Artık último'ün İspanyolca içindeki anlamı hakkında daha fazla bilgi sahibi olduğunuza göre, seçilen örnekler aracılığıyla bunların nasıl kullanılacağını ve nasıl yapılacağını öğrenebilirsiniz. onları okuyun. Ve önerdiğimiz ilgili kelimeleri öğrenmeyi unutmayın. Web sitemiz sürekli olarak yeni kelimeler ve yeni örneklerle güncellenmektedir, böylece bilmediğiniz diğer kelimelerin anlamlarını İspanyolca içinde arayabilirsiniz.

İspanyolca hakkında bilginiz var mı

İspanyolca (español), Castilla olarak da bilinir, Roman dillerinin İber-Romantik grubunun bir dilidir ve bazı kaynaklara göre dünyanın en yaygın 4. dilidir, diğerleri ise onu listeler. en yaygın 2. veya 3. dil olarak.

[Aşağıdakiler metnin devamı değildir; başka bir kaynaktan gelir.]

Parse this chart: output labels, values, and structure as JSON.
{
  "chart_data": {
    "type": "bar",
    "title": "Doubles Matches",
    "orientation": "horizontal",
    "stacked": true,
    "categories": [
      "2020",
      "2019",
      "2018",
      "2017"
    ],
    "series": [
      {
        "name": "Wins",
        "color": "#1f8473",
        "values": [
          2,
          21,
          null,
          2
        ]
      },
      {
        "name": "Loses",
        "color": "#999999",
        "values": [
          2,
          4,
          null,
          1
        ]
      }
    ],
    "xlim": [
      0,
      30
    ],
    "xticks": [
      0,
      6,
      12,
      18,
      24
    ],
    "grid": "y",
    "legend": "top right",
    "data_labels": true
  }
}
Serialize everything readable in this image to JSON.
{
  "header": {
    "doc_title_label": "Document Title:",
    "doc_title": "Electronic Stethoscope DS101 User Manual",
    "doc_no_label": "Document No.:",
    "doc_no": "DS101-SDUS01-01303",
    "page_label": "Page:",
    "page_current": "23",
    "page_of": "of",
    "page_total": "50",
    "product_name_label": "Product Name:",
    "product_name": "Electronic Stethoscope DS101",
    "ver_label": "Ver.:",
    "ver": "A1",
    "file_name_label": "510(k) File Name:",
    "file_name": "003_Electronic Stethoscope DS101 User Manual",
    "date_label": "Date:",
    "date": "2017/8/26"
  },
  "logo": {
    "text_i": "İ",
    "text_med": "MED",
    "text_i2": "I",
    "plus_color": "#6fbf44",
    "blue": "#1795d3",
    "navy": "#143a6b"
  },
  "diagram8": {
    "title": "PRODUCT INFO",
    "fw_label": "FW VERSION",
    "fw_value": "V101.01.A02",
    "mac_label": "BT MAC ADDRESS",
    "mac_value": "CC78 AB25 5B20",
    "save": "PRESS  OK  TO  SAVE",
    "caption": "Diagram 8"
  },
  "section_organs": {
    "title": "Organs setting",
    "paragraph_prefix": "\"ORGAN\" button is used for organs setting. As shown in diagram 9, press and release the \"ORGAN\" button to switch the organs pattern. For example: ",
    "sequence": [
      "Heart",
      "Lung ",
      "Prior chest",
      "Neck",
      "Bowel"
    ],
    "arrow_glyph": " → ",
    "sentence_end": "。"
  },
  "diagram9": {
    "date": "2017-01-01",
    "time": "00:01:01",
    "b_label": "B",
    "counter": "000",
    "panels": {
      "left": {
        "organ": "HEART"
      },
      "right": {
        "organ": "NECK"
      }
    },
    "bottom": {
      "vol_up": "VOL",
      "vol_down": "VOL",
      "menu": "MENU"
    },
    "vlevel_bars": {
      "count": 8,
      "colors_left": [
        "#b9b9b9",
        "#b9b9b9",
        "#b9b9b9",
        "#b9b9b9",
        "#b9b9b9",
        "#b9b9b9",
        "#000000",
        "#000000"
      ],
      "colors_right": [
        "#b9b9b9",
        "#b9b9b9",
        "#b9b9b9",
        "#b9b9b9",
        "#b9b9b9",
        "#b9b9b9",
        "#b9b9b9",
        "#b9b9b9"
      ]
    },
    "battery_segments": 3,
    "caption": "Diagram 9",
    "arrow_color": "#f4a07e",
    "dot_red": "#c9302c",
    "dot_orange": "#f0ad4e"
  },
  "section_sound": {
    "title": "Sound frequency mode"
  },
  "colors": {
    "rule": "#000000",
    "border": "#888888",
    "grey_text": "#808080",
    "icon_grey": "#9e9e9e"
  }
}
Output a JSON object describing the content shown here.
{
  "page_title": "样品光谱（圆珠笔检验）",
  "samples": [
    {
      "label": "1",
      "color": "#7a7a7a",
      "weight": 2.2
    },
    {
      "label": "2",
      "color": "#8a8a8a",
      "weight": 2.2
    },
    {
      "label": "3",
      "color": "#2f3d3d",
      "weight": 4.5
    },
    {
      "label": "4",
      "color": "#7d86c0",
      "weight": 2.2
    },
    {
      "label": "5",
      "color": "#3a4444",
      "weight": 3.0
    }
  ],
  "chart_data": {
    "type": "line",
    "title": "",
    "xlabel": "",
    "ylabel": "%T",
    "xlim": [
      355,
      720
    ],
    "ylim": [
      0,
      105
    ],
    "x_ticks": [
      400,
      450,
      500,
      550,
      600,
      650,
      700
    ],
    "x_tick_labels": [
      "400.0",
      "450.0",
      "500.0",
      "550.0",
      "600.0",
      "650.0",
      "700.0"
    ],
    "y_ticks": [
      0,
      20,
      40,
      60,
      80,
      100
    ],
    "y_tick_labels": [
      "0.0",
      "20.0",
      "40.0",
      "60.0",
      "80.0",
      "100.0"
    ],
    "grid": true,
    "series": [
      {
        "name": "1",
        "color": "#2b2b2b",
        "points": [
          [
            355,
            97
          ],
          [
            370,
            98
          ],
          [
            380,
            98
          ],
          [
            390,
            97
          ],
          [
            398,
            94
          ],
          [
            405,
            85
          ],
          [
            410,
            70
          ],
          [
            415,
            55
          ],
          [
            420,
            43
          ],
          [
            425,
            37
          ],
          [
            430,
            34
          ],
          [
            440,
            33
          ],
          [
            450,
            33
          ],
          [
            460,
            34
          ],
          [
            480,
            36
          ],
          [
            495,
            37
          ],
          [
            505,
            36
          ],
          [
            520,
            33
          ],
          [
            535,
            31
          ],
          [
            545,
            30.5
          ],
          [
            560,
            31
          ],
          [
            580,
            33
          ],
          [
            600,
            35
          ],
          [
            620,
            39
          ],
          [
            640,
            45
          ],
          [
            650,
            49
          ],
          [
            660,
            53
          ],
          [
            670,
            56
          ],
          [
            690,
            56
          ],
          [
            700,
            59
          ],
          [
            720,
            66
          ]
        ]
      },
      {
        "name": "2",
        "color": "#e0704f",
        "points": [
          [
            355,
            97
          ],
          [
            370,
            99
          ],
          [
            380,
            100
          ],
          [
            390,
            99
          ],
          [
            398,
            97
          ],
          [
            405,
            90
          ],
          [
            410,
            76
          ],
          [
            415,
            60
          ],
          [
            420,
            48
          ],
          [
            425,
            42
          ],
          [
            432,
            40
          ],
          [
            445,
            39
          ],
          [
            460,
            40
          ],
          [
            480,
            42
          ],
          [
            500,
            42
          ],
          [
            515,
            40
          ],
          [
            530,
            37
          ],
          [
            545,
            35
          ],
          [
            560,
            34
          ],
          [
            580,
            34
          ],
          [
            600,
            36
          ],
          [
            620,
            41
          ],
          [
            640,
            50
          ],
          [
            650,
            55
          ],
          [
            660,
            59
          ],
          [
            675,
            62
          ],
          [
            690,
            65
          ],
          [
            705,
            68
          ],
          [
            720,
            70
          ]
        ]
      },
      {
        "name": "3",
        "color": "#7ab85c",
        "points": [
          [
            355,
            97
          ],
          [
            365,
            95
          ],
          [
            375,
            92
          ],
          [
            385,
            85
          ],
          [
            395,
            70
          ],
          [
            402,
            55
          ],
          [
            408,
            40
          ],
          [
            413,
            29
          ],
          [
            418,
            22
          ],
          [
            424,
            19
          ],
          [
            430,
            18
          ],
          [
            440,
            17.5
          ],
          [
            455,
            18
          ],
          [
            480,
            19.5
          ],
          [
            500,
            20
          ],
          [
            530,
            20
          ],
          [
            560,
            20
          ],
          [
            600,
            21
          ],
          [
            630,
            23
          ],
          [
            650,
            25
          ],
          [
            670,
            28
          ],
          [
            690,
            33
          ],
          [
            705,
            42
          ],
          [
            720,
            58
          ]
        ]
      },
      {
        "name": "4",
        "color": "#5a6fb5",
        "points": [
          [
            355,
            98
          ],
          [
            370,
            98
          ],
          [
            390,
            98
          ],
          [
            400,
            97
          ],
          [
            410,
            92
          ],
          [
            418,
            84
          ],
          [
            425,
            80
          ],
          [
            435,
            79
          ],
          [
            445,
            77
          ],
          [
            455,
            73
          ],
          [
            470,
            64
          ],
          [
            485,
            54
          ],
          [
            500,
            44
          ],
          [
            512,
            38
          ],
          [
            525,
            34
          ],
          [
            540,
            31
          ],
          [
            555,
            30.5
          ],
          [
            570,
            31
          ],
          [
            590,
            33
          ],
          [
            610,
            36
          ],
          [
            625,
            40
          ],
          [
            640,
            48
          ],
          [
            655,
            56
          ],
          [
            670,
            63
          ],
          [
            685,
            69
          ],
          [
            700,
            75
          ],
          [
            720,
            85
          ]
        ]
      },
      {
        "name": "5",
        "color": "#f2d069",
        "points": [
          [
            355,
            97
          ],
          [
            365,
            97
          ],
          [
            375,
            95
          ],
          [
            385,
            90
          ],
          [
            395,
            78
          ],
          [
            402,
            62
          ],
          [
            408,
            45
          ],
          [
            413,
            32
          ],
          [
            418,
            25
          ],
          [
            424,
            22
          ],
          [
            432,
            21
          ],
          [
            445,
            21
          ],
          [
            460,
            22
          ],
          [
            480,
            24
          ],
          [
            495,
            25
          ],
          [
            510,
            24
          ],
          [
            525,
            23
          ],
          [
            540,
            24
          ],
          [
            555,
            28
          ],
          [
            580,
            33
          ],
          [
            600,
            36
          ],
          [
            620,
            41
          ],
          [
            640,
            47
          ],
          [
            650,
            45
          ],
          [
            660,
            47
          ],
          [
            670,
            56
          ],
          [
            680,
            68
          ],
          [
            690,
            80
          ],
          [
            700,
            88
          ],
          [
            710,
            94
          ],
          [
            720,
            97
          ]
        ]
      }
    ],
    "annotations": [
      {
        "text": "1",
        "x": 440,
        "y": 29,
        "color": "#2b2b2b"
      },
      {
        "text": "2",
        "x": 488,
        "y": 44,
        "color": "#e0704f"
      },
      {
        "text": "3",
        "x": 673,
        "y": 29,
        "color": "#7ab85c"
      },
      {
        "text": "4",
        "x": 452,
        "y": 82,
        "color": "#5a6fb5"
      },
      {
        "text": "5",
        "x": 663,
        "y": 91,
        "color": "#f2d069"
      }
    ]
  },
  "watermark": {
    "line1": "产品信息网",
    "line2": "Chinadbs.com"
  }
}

Yaklaşık 352 milyon kişinin ana dilidir ve konuşmacılarını dil olarak eklerken 417 milyon kişi tarafından konuşulmaktadır. alt (1999'da tahmin edilmektedir) İspanyolca ve Portekizce çok benzer gramer ve kelime hazinesi; bu iki dilin benzer kelime dağarcığının sayısı %89'a kadar çıkmaktadır.İspanyolca dünya çapında 20 ülkenin ana dilidir.İspanyolcayı konuşan toplam kişi sayısının 470 ile 500 milyon arasında olduğu tahmin edilmektedir. ana dili konuşanların sayısına göre dünyada en çok konuşulan ikinci dil.